Testament of Youth by Vera Brittain is based on her diaries, telling of her life up to 1925, concentrating on the World War One years.
It is an absolutely fascinating account of the war and all its horror and sufferings, and very moving. Vera was a VAD (Voluntary Aid Detachment) during the war, nursing casualties both in Britain and France. The conditions were appalling.
During the war her fiance, Roland Leighton, her brother, Edward, and two friends, Geoffrey Thurlow and Victor Richardson, were all killed. Roland was killed the day before he was due home on leave at Christmas 1915 and Edward was killed just a few months before the Armistice – all heart-breaking. Vera’s life was irrevocably changed – as were those of so many others.
For me, her account of the war years is the most outstanding in this book, the most personal and vivid. The preceding years are about her childhood and youth and bring to life the social conditions and her struggles for education. By the outbreak of war she was an undergraduate at Somerville College, Oxford. But I found the final section after the war to be more detached. It’s about her work as a speaker on the League of Nations and International Relations, about the development of the peace ideal. The language in this section is more formal and so does not come across as fresh and immediate as in those on her childhood and war years.
I read this book as a result of reading Climbing the Bookshelves by Shirley Williams, Vera’s daughter. It slots nicely into the War through the Generations Challenge – World War One.
- Paperback: 640 pages
- Publisher: Virago; New Edition with new cover edition (2004)
- Language English
- ISBN-10: 0860680355
- ISBN-13: 978-0860680352
- Source: borrowed from a friend – I’ve now bought the e-book version
- My rating 4/5 (it would have been 5/5 apart from the change in writing in the last section)
I’ve been thinking about Reading Challenges for next year. At first I thought I would only do one or two, because I start out full of enthusiasm and then find that by listing the books I want to read often ends up with me forgetting about them and reading something completely different. I’m very much a ‘mood’ reader. This made me feel a bit pressured when I remembered that I haven’t read the books/finished a particular challenge.
But then I realised that the pressure is purely of my own making, and as I really enjoy making lists and seeing which books I already own would fit into a challenge, I’ve decided to go ahead, make my lists and if I do complete the challenge, so much the better. This of course, means that I’m not treating it as a ‘challenge’, but then I don’t consider reading is or should be a ‘challenge’. I think I’ll call it ‘themed reading‘.
My books fit so well into this theme, so I’m signing up for The War Through the Generations:World War 1 Challenge.
Here are the details:
The challenge will run from January 1, 2012, through December 31, 2012.

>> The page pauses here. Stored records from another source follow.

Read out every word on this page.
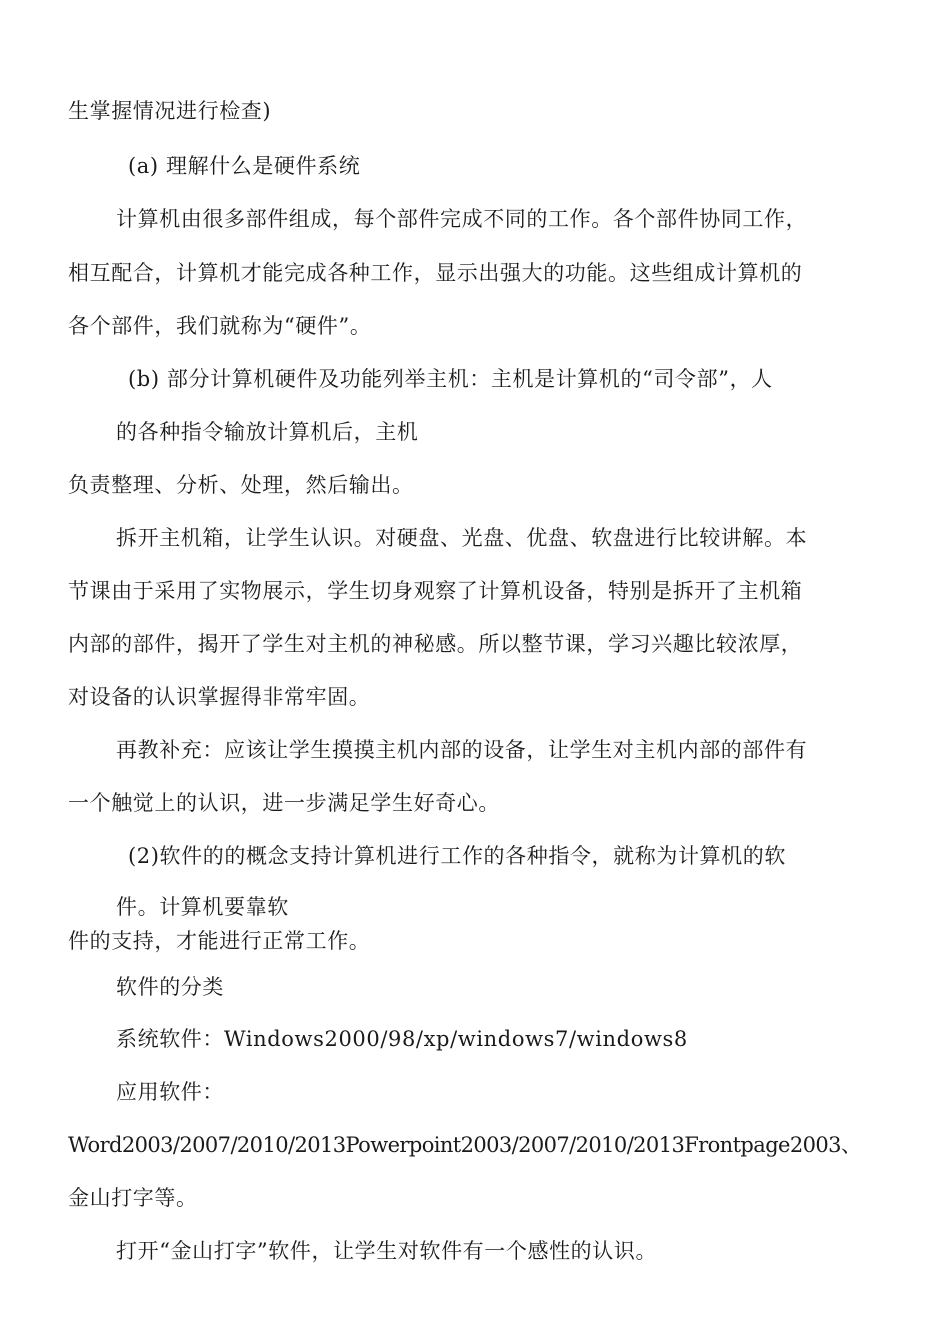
生掌握情况进行检查)
(a) 理解什么是硬件系统
计算机由很多部件组成，每个部件完成不同的工作。各个部件协同工作，
相互配合，计算机才能完成各种工作，显示出强大的功能。这些组成计算机的
各个部件，我们就称为“硬件”。
(b) 部分计算机硬件及功能列举主机：主机是计算机的“司令部”，人
的各种指令输放计算机后，主机
负责整理、分析、处理，然后输出。
拆开主机箱，让学生认识。对硬盘、光盘、优盘、软盘进行比较讲解。本
节课由于采用了实物展示，学生切身观察了计算机设备，特别是拆开了主机箱
内部的部件，揭开了学生对主机的神秘感。所以整节课，学习兴趣比较浓厚，
对设备的认识掌握得非常牢固。
再教补充：应该让学生摸摸主机内部的设备，让学生对主机内部的部件有
一个触觉上的认识，进一步满足学生好奇心。
(2)软件的的概念支持计算机进行工作的各种指令，就称为计算机的软
件。计算机要靠软
件的支持，才能进行正常工作。
软件的分类
系统软件：Windows2000/98/xp/windows7/windows8
应用软件：
Word2003/2007/2010/2013Powerpoint2003/2007/2010/2013Frontpage2003、
金山打字等。
打开“金山打字”软件，让学生对软件有一个感性的认识。
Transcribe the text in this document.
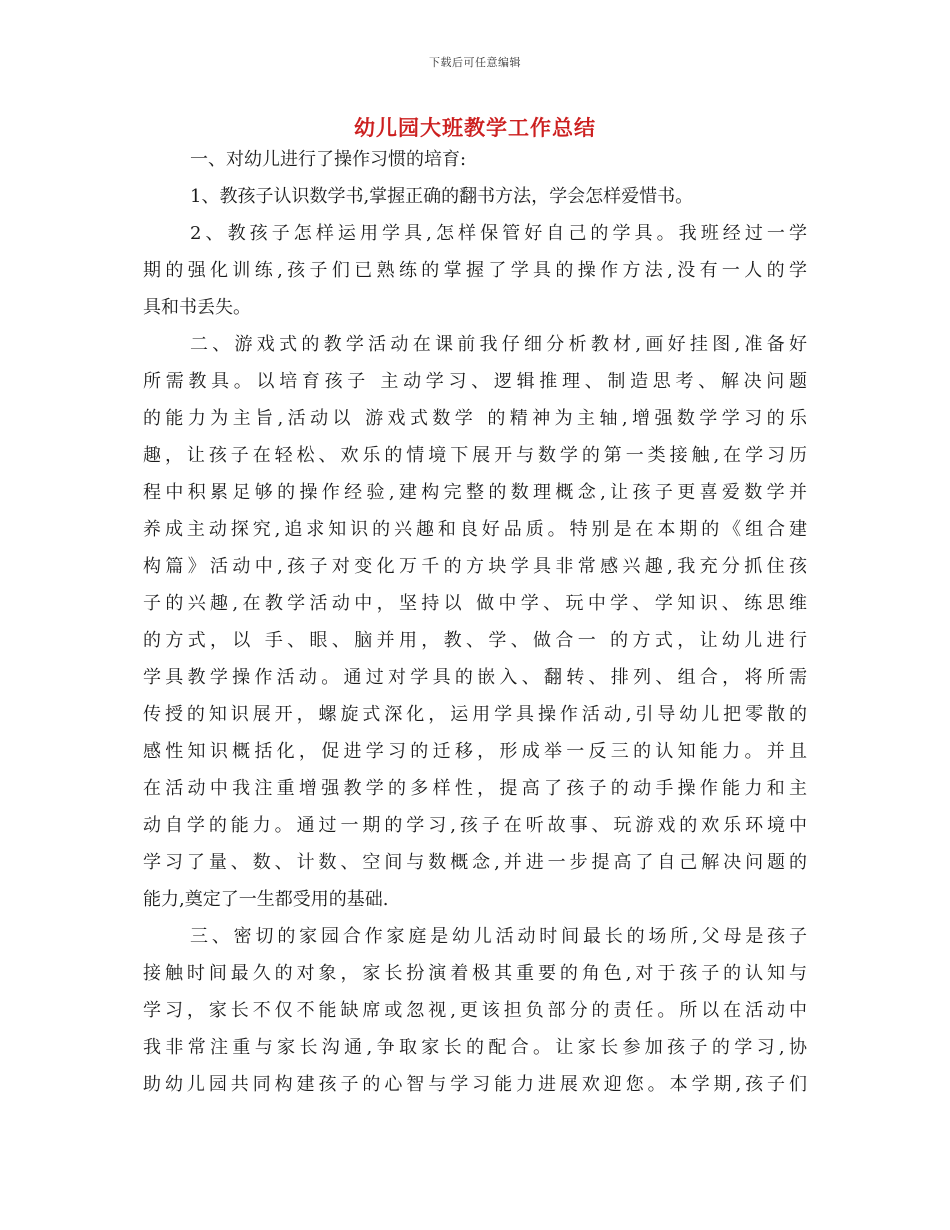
下载后可任意编辑
幼儿园大班教学工作总结
一、对幼儿进行了操作习惯的培育:
1、教孩子认识数学书,掌握正确的翻书方法，学会怎样爱惜书。
2、教孩子怎样运用学具,怎样保管好自己的学具。我班经过一学
期的强化训练,孩子们已熟练的掌握了学具的操作方法,没有一人的学
具和书丢失。
二、游戏式的教学活动在课前我仔细分析教材,画好挂图,准备好
所需教具。以培育孩子 主动学习、逻辑推理、制造思考、解决问题
的能力为主旨,活动以 游戏式数学 的精神为主轴,增强数学学习的乐
趣，让孩子在轻松、欢乐的情境下展开与数学的第一类接触,在学习历
程中积累足够的操作经验,建构完整的数理概念,让孩子更喜爱数学并
养成主动探究,追求知识的兴趣和良好品质。特别是在本期的《组合建
构篇》活动中,孩子对变化万千的方块学具非常感兴趣,我充分抓住孩
子的兴趣,在教学活动中，坚持以 做中学、玩中学、学知识、练思维
的方式，以 手、眼、脑并用，教、学、做合一 的方式，让幼儿进行
学具教学操作活动。通过对学具的嵌入、翻转、排列、组合，将所需
传授的知识展开，螺旋式深化，运用学具操作活动,引导幼儿把零散的
感性知识概括化，促进学习的迁移，形成举一反三的认知能力。并且
在活动中我注重增强教学的多样性，提高了孩子的动手操作能力和主
动自学的能力。通过一期的学习,孩子在听故事、玩游戏的欢乐环境中
学习了量、数、计数、空间与数概念,并进一步提高了自己解决问题的
能力,奠定了一生都受用的基础.
三、密切的家园合作家庭是幼儿活动时间最长的场所,父母是孩子
接触时间最久的对象，家长扮演着极其重要的角色,对于孩子的认知与
学习，家长不仅不能缺席或忽视,更该担负部分的责任。所以在活动中
我非常注重与家长沟通,争取家长的配合。让家长参加孩子的学习,协
助幼儿园共同构建孩子的心智与学习能力进展欢迎您。本学期,孩子们
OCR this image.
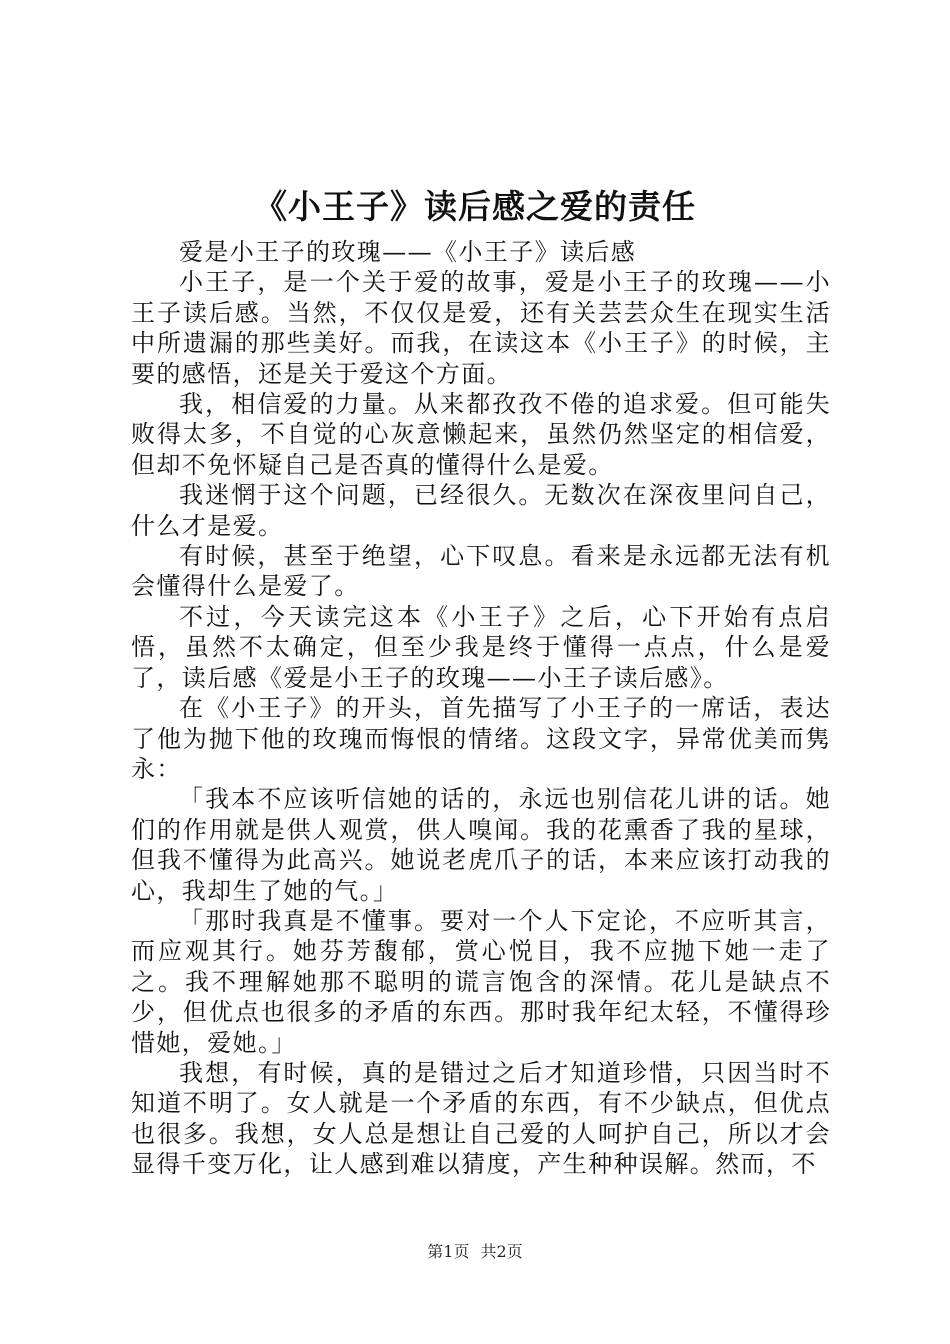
《小王子》读后感之爱的责任

爱是小王子的玫瑰——《小王子》读后感

小王子，是一个关于爱的故事，爱是小王子的玫瑰——小王子读后感。当然，不仅仅是爱，还有关芸芸众生在现实生活中所遗漏的那些美好。而我，在读这本《小王子》的时候，主要的感悟，还是关于爱这个方面。

我，相信爱的力量。从来都孜孜不倦的追求爱。但可能失败得太多，不自觉的心灰意懒起来，虽然仍然坚定的相信爱，但却不免怀疑自己是否真的懂得什么是爱。

我迷惘于这个问题，已经很久。无数次在深夜里问自己，什么才是爱。

有时候，甚至于绝望，心下叹息。看来是永远都无法有机会懂得什么是爱了。

不过，今天读完这本《小王子》之后，心下开始有点启悟，虽然不太确定，但至少我是终于懂得一点点，什么是爱了，读后感《爱是小王子的玫瑰——小王子读后感》。

在《小王子》的开头，首先描写了小王子的一席话，表达了他为抛下他的玫瑰而悔恨的情绪。这段文字，异常优美而隽永：

「我本不应该听信她的话的，永远也别信花儿讲的话。她们的作用就是供人观赏，供人嗅闻。我的花熏香了我的星球，但我不懂得为此高兴。她说老虎爪子的话，本来应该打动我的心，我却生了她的气。」

「那时我真是不懂事。要对一个人下定论，不应听其言，而应观其行。她芬芳馥郁，赏心悦目，我不应抛下她一走了之。我不理解她那不聪明的谎言饱含的深情。花儿是缺点不少，但优点也很多的矛盾的东西。那时我年纪太轻，不懂得珍惜她，爱她。」

我想，有时候，真的是错过之后才知道珍惜，只因当时不知道不明了。女人就是一个矛盾的东西，有不少缺点，但优点也很多。我想，女人总是想让自己爱的人呵护自己，所以才会显得千变万化，让人感到难以猜度，产生种种误解。然而，不

第1页 共2页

The books, whether fiction or non-fiction must have WWI as the primary or secondary theme and occur before, during, or after the war, so long as the conflicts that led to the war or the war itself are important to the story. Books from other challenges count so long as they meet the above criteria.
- Dip: Read 1-3 books in any genre with WWI as a primary or secondary theme.
- Wade: Read 4-10 books in any genre with WWI as a primary or secondary theme.
- Swim: Read 11 or more books in any genre with WWI as a primary or secondary theme.
And these are my books:
- All Quiet on the Western Front by Erich Maria Remarque – a book I mean to read each year. I started it a couple of years ago and never finished it. I’ll have to start again.
- The Ghost Road by Pat Barker – set in 1918 as the War came to an end. This is the third in the trilogy. I haven’t got the first two, so hope this stands well on its own.
- Testament of Youth by Vera Brittain. This is Vera Brittain’s autobiography. She was 21 in 1914.
- Chronicle of Youth by Vera Brittain. This is her war diary 1913 – 1917 on which she based Testament of Youth.